Coal Miner's Daughter, Gorillas in the Mist, Nell
, etc.] have a female central character, which is not the norm. Just out of curiosity, what's behind this?
It seems like a lot of your films—Me and Isaac Newton, Gorillas in the Mist—have science underpinnings. Are you interested in science?
I am interested in it, but I don't know a lot about it. I wish I did. Me and Isaac Newton is a companion piece to something called Inspirations, where I was very interested in the creative process and what made people artists. I thought it would be interesting to do a companion piece to it about people who are scientists and what the different mindset was. But obviously science touches everything. Although I don't understand much of it, it does interest me on a general and sort of philosophic level.
Neil admits to having mental illness problems. Was he ever diagnosed with anything specific?
Well, I think he's schizophrenic, but he would never in his life go to a doctor. We were worried we were having a bad effect on him, and so we took medical advice because he was very keen, always, to be in the film. He enjoys doing it. So we asked medical people whether we were doing the right thing by hounding him every seven years and doing this. Their question was, "Well, does he like it? Does he enjoy doing it?" We said yes, and they said, "Then he should do it."
It seems like this film has possibly helped him.
It might be. It certainly gives him a voice, and I think it gives him self-esteem and all that. He never sees the film. We had a screening with all of them [the subjects] for this one. We brought everybody in to watch it together, which you can imagine for me was torture. But he wouldn't stay. He came for the reception, but he wouldn't watch it. I don't think he's ever seen it, but I think the process to him is invigorating.
What else happened at that screening?
Jackie gave me a big kiss. She was very pleased that I put that stuff in. I think she thought I wouldn't put it in. Generally they seemed pretty pleased with it, but mainly they have been, over the years. I mean I've never had complaints from them. Certainly the people that have dropped out have never dropped out because of the way the film treated them.

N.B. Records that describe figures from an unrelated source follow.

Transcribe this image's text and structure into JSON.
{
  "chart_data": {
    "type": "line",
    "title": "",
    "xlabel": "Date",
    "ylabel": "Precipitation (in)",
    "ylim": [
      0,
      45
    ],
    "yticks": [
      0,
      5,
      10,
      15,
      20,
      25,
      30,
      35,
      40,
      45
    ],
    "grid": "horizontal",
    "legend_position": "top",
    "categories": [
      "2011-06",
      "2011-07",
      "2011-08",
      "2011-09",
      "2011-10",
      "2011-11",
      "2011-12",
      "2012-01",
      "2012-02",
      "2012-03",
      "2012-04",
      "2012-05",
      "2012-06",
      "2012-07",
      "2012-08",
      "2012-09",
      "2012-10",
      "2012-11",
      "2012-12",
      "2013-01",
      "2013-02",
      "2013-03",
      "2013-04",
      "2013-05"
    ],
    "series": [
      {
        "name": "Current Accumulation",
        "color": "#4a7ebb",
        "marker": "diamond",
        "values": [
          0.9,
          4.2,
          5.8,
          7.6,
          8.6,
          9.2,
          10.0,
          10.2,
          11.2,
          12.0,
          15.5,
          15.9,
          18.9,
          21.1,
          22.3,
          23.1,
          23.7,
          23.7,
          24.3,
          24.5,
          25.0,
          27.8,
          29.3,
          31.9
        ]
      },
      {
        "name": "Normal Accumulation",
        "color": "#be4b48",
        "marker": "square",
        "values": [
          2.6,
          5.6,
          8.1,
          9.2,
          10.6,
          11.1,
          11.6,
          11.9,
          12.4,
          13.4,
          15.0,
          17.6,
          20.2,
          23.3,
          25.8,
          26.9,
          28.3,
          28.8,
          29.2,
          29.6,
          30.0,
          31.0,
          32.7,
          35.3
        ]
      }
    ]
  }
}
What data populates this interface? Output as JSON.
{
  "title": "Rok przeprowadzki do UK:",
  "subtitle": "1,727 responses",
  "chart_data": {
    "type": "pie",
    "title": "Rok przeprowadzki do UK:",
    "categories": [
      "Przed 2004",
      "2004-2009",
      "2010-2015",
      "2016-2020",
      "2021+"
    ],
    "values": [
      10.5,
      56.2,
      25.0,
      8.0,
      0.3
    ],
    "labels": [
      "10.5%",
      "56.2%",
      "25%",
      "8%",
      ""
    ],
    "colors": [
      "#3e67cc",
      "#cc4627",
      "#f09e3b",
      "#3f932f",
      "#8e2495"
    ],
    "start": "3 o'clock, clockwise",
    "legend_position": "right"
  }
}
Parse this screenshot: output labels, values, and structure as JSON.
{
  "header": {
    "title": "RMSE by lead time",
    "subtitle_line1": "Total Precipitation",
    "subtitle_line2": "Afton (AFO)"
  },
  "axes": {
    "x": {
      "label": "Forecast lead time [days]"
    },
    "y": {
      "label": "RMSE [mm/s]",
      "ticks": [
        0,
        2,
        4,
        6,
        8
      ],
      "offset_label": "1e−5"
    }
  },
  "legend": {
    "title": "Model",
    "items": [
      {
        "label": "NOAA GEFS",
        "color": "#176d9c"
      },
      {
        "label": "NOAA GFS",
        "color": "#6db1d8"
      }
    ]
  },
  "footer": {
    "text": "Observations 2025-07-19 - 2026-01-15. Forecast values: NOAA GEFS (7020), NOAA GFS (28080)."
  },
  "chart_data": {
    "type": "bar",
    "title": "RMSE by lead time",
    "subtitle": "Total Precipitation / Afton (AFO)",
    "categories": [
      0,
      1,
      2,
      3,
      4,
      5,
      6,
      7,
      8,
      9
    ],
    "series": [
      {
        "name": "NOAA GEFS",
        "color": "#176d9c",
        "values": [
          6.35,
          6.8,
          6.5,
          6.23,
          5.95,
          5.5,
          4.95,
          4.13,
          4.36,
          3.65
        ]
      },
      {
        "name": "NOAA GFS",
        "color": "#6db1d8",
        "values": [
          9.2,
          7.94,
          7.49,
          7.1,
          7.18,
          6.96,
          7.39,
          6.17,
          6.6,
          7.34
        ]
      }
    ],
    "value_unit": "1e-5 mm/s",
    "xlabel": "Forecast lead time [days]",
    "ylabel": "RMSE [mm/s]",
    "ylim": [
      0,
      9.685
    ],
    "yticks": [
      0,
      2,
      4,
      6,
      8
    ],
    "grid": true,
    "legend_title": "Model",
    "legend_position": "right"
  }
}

Has anything surprised you about how any of the subject's lives have turned out?
I think if anything comes out of it of any general notion, my opinion is, there is a certain core personality here. I think you can see a seven-year-old in those adults. Sometimes they move away from it; Neil moves away from it. Then I think in this last one he sort of comes back to it. There's a sort of twinkle in his eye that he had so clearly at seven.
I think it's surprising that Tony seems to be the only one who embraces being in the series and seems to wholeheartedly enjoy it.
Well, he makes a fuss about it. I think some of the others like it. I think the girls like doing it.
Really? Because it doesn't come off that way.
Well, no, but in a more quiet, English way. I mean Tony is a piece of work. I mean I love him and he's very supportive, but he's a real showman so he wears his heart on his sleeve. But I think Bruce enjoys it. I think Bruce likes it and I think Nick enjoys it, too. I mean I think they're both very articulate men and like the exposure, to be articulate.